Es rächt sich jeder Fehler.
»Und was ist das für eine Schrift?«
Wenn ihr die Schrift auffiel, hatte sie die Kassette mit dem Forellenquintett erwischt. Na, nun find mal was heraus, dachte er und sah ihr zu, die Arme verschränkt. Die Kommissarin hatte begonnen, die Aufschriften der Kassetten miteinander zu vergleichen, dann schob sie die Aufnahme mit dem Schubert-Verschnitt in den Recorder und startete ihn. Wieder erklang diese abgenudelte Salonmusik, aber sie schien ihr nicht zu gefallen, nach wenigen Takten verzog sie das Gesicht und stoppte die Aufnahme wieder.

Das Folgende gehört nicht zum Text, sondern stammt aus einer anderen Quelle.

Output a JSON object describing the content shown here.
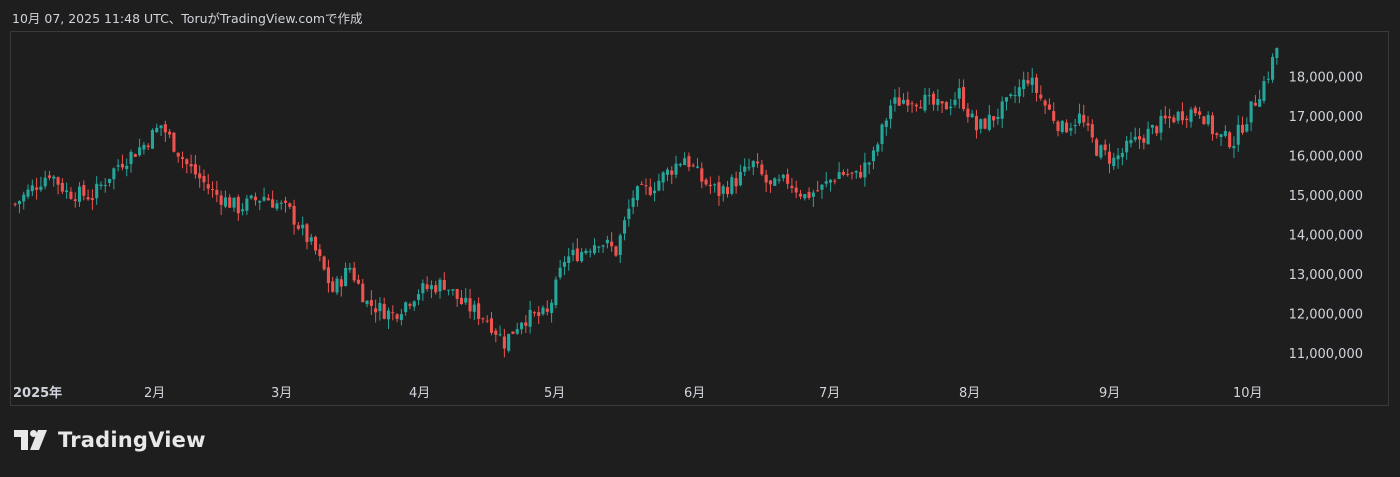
{
  "header": {
    "attribution": "10月 07, 2025 11:48 UTC、ToruがTradingView.comで作成"
  },
  "brand": {
    "logo_text": "TradingView"
  },
  "colors": {
    "background": "#1e1e1e",
    "up": "#26a69a",
    "down": "#ef5350",
    "text": "#d1d4dc",
    "border": "#3a3a3a"
  },
  "chart_data": {
    "type": "candlestick",
    "ylim": [
      10500000,
      19000000
    ],
    "y_ticks": [
      11000000,
      12000000,
      13000000,
      14000000,
      15000000,
      16000000,
      17000000,
      18000000
    ],
    "y_tick_labels": [
      "11,000,000",
      "12,000,000",
      "13,000,000",
      "14,000,000",
      "15,000,000",
      "16,000,000",
      "17,000,000",
      "18,000,000"
    ],
    "x_tick_labels": [
      "2025年",
      "2月",
      "3月",
      "4月",
      "5月",
      "6月",
      "7月",
      "8月",
      "9月",
      "10月"
    ],
    "grid": false,
    "monthly_closes": [
      {
        "label": "2025年",
        "value": 15100000
      },
      {
        "label": "2月",
        "value": 16200000
      },
      {
        "label": "3月",
        "value": 13400000
      },
      {
        "label": "4月",
        "value": 12300000
      },
      {
        "label": "5月",
        "value": 14300000
      },
      {
        "label": "6月",
        "value": 15100000
      },
      {
        "label": "7月",
        "value": 15600000
      },
      {
        "label": "8月",
        "value": 17300000
      },
      {
        "label": "9月",
        "value": 16100000
      },
      {
        "label": "10月",
        "value": 17400000
      }
    ],
    "last_close": 18750000
  }
}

»Ist so was Ihr Geschmack?«, fragte sie ihn.
Aber er gab keine Antwort. Sollte sie denken, was sie wollte.
Sie griff sich eine der anderen Kassetten und tauschte sie gegen den Schubert. Es erklangen die ersten Takte von Chopin, op. 31, von Schülerhand gespielt, brav und qualvoll.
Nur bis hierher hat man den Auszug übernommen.